A short note on why a tmux session on the remote box, not the local terminal, is the thing that survives a flaky connection.

A mechanical keyboard lit by a terminal

The train went into a tunnel, the SSH session died, and I didn't lose a single thing. That used to be a small tragedy: a half-finished migration, a tailing log, three windows of context, all gone because the connection blinked. Now it's a non-event, because the work doesn't live in my terminal. It lives in a tmux session on the box at the other end.

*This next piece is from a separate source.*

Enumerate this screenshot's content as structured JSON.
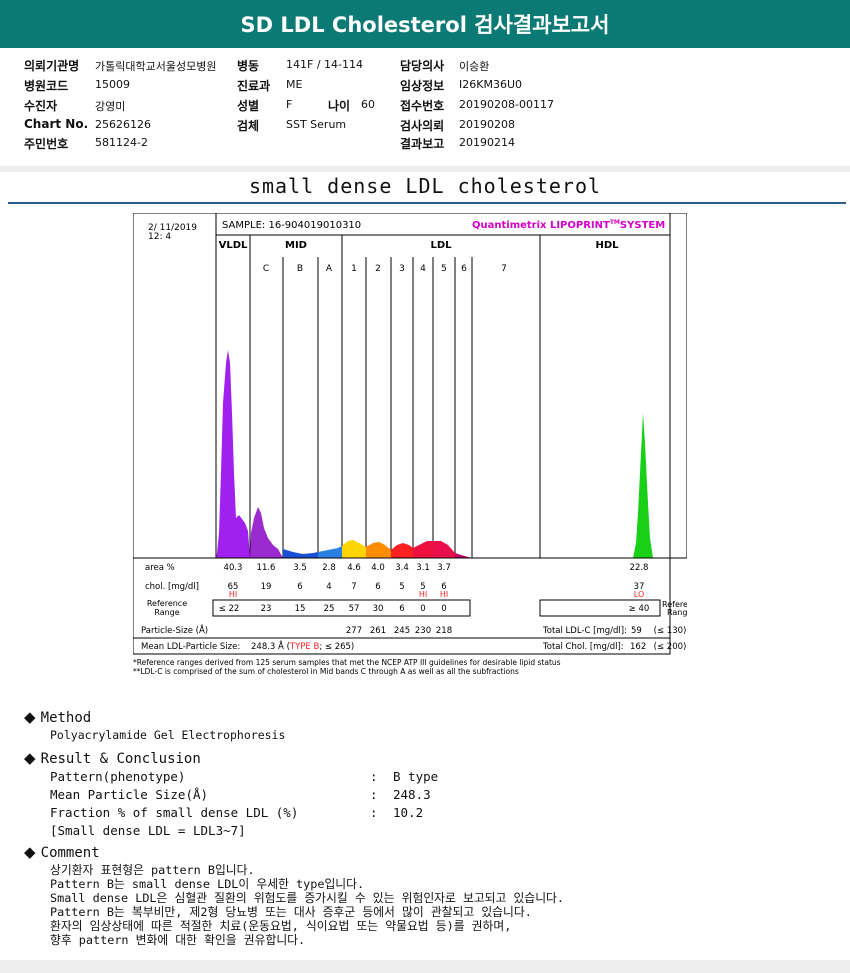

The trick is just where you start tmux. Not on your laptop. On the remote machine, first thing after you connect:

tmux new -A -s work

The -A is the bit that matters. It attaches to a session called work if one exists, and creates it if it doesn't. So I never have to remember whether I've got a session running. One command, every time, and I'm either back where I was or starting fresh. When the connection drops, the session keeps running serverside with everything exactly as it was. I reconnect, run the same command, and I'm back in the room.

That's the whole point really. tmux gets sold on splits and status bars and elaborate configs, and those are fine, but the load-bearing feature is that the session outlives the connection. Everything else is decoration. If you do nothing else, get into the habit of starting tmux on the far side and your flaky-connection problems mostly stop being problems. The tunnel can have my packets. It can't have my work.